4 Fields of Design
- LEO KAE XUAN
- Apr 28, 2020
- 1 min read
Updated: May 11, 2020
Commercial Design
-Commercial Design is what is commonly understood as industrial/product design.
- This is design work oriented toward and driven by, the market.
-The primary intent of the designer is to create useful, useable, and desirable products that customers can afford and that generate adequate profit.
Responsible Design
- Responsible Design encompasses what is largely understood as socially responsible design, driven by a more humanitarian notion of service.
-Here the designer works to provide a useful, useable, and desirable product to those who are largely ignored by the market.
-Issues such as ethics, compassion, altruism, and philanthropy surround the work, be it for users in developing or developed countries.

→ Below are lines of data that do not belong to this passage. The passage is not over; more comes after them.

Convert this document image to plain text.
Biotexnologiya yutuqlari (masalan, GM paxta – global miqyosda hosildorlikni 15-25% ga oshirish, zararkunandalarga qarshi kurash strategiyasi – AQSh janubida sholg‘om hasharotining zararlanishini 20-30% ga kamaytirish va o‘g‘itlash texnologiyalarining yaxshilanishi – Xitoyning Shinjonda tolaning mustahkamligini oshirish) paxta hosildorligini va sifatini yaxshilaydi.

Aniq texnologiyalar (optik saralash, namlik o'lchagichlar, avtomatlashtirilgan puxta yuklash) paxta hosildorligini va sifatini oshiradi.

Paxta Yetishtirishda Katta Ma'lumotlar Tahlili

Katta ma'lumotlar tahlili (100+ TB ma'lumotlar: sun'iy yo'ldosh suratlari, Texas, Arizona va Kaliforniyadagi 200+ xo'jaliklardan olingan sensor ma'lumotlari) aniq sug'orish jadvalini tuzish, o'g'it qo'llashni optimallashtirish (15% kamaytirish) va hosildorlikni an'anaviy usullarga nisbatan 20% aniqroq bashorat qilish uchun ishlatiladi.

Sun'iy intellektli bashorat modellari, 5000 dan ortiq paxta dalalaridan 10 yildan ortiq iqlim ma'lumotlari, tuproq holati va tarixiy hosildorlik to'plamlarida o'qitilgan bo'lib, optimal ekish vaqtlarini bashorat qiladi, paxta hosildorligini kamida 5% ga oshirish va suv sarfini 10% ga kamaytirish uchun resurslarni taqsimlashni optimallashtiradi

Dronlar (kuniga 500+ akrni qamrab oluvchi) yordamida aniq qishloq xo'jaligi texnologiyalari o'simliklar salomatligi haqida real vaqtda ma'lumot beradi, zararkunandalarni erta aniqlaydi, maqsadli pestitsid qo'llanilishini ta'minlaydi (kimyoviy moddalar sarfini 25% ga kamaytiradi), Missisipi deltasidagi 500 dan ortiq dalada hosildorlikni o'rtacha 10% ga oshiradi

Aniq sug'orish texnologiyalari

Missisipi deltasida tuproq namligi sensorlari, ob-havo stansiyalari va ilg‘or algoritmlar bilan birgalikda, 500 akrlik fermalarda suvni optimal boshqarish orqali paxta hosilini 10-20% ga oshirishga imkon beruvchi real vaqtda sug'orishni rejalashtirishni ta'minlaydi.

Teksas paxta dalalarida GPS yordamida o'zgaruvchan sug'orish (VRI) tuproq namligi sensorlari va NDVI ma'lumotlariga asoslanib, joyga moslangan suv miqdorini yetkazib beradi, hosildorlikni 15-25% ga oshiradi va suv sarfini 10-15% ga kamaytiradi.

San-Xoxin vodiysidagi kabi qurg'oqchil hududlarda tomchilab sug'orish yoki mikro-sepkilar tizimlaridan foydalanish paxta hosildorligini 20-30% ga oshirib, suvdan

For example The XO is a potent learning tool designed and built especially for children in developing countries and also its extremely durable, brilliantly functional, energy-efficient, and fun.
Experimental Design - Experimental Design represents a fairly narrow swath within the broad field of design, and its primary intention is exploration, experimentation, and discovery.
-Instead is motivated by a curiosity—an inquiry into, for example, a technology, a manufacturing technique, a material, a concept, or an aesthetic issue.
Discursive Design -Discursive Design refers to the creation of utilitarian objects whose primary purpose is to communicate ideas—they encourage discourse.
-These are tools for thinking; they raise awareness and perhaps understanding of substantive and often debatable issues of psychological, sociological, and ideological consequence.